The three types worth building
A veteran outside your sector. The instinct is to find someone who’s done exactly what you’re doing. Usually the wrong instinct. Your existing network is already full of people who came up through a similar context. They share your assumptions. They’ll confirm your instincts.
Suzanne de Janasz and Maury Peiperl spent two years studying 45 CEOs with formal mentoring arrangements. Most deliberately crossed industry lines when choosing mentors. Crossing that line was the point.
A peer cohort. Already covered above on the performance data, but worth adding: the longitudinal element is what most people underestimate. An advisory group accumulates shared history. That’s what makes the harder conversations possible. A one-off call with an impressive person you found on LinkedIn typically doesn’t get you there.
A reverse mentor. Most senior leaders haven’t considered this. Jack Welch started it at GE in 1999, pairing 500 executives with younger employees to learn about the internet. PwC, Microsoft, BNY Mellon and others have since built formal programmes around it.
Kaše, Saksida, and Mihelič studied 750 participants in a digital skills programme, published in Human Resource Management in 2019. Younger mentors described the experience as “rare, privileged and hard to replicate.” BNY Mellon tracked 96% retention among the 77 millennials in their programme.
For the senior leader, the value runs deeper than staying up-to-date on technology. Someone who grew up with fundamentally different assumptions will notice things you’ve stopped noticing. That’s typically hard to get from someone who came up the same way you did.
When to do it
Michael Watkins at IMD found that senior leaders go through an average of 13.5 major transitions over an 18-year career. Roughly one every 14 months. These transition points are natural moments to seek outside perspective, when the usual certainty is briefly disrupted. Most executives don’t take advantage of this. The ones who do tend to navigate transitions faster and make fewer mistakes early on.
The other thing I’d say: building a mentoring relationship during a crisis is harder than it looks. The trust that makes difficult conversations useful takes time. You can’t borrow it when something has already gone wrong.
The executives with the most useful mentoring relationships built them long before they needed them. How? By being generous in the moments they had the bandwith. By freely sharing knowledge and building relationship with the people around them.
The uncomfortable bit
Most senior executives allocate more time and resources on how to develop their teams than about how to develop themselves. They commission leadership assessments. They think carefully about coaching budgets and succession planning.
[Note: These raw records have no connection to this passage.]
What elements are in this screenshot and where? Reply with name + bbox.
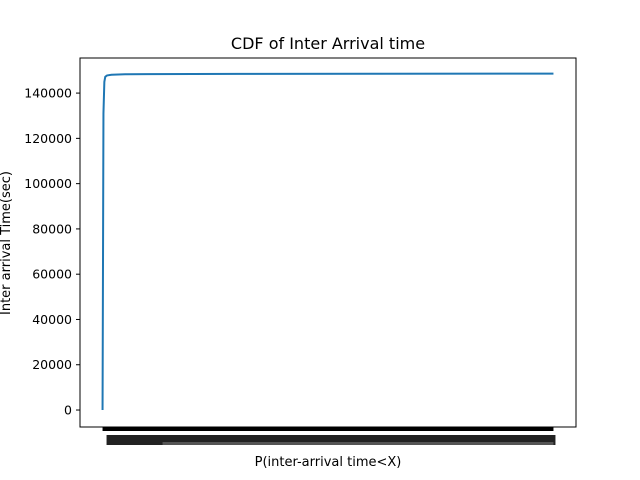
- x-axis-tick-band: [102, 427, 556, 445]
- y-tick-label: 60000: [32, 267, 72, 282]
- cdf-series-line: [101, 72, 554, 411]
- x-tick-labels-overlapping-lower: [162, 442, 554, 445]
- y-axis-label: Inter arrival Time(sec): [0, 171, 14, 315]
- y-tick-label: 20000: [32, 357, 72, 372]
- y-tick-label: 140000: [24, 86, 72, 101]
- x-axis-label: P(inter-arrival time<X): [255, 455, 402, 470]
- x-tick-marks-dense: [102, 427, 554, 431]
- plot-area: [101, 72, 554, 411]
- y-tick-label: 0: [64, 403, 72, 418]
- y-tick-label: 80000: [32, 221, 72, 236]
- chart-title: CDF of Inter Arrival time: [231, 34, 425, 53]
- y-axis: 0 20000 40000 60000 80000 100000 120000 140000: [24, 86, 80, 418]
- y-tick-label: 40000: [32, 312, 72, 327]
- x-tick-labels-overlapping: [106, 435, 556, 445]
- y-tick-label: 120000: [24, 131, 72, 146]
- y-tick-label: 100000: [24, 176, 72, 191]
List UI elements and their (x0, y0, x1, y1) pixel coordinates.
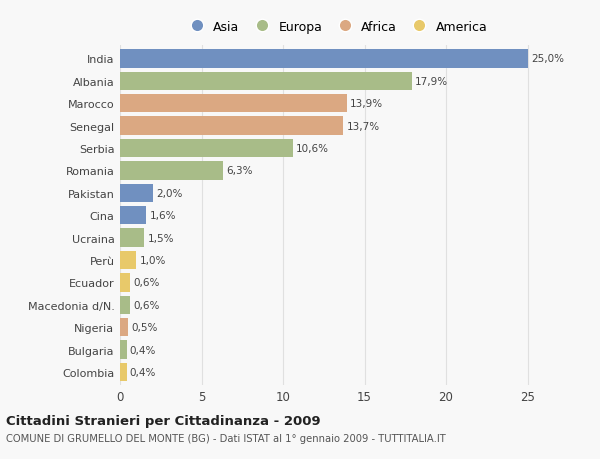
Bar (120, 117, 343, 135)
Text: 1,5%: 1,5% (148, 233, 174, 243)
Text: 0,6%: 0,6% (133, 300, 160, 310)
Text: 17,9%: 17,9% (415, 77, 448, 87)
Text: Cittadini Stranieri per Cittadinanza - 2009: Cittadini Stranieri per Cittadinanza - 2… (6, 414, 320, 428)
Bar (120, 296, 130, 314)
Text: COMUNE DI GRUMELLO DEL MONTE (BG) - Dati ISTAT al 1° gennaio 2009 - TUTTITALIA.I: COMUNE DI GRUMELLO DEL MONTE (BG) - Dati… (6, 433, 446, 442)
Text: 25,0%: 25,0% (531, 54, 564, 64)
Text: 0,4%: 0,4% (130, 367, 156, 377)
Text: 10,6%: 10,6% (296, 144, 329, 154)
Bar (120, 162, 223, 180)
Bar (120, 251, 136, 269)
Bar (120, 363, 127, 381)
Text: 1,0%: 1,0% (140, 255, 166, 265)
Text: 6,3%: 6,3% (226, 166, 253, 176)
Text: 2,0%: 2,0% (156, 188, 182, 198)
Bar (120, 229, 145, 247)
Bar (120, 318, 128, 336)
Text: 0,6%: 0,6% (133, 278, 160, 288)
Text: 0,4%: 0,4% (130, 345, 156, 355)
Bar (120, 184, 152, 202)
Bar (120, 140, 293, 158)
Text: 1,6%: 1,6% (149, 211, 176, 221)
Text: 13,7%: 13,7% (347, 121, 380, 131)
Legend: Asia, Europa, Africa, America: Asia, Europa, Africa, America (182, 18, 490, 36)
Text: 0,5%: 0,5% (131, 323, 158, 332)
Bar (120, 95, 347, 113)
Text: 13,9%: 13,9% (350, 99, 383, 109)
Bar (120, 274, 130, 292)
Bar (120, 73, 412, 91)
Bar (120, 50, 527, 68)
Bar (120, 207, 146, 225)
Bar (120, 341, 127, 359)
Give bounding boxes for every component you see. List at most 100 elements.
Then they make the majority of their own decisions in a largely unreviewed environment, with feedback loops that are long and heavily filtered.
The Consortium for Research on Emotional Intelligence tracked this across more than 1,000 professionals: the higher the rank, the wider the gap between self-assessed and externally assessed leadership performance.
The leaders who are thriving and hard to replace tend to share one thing: they have someone in their corner who will say what nobody inside the organisation will, or see what nobody inside the organisation can. Do you have someone like that in yours?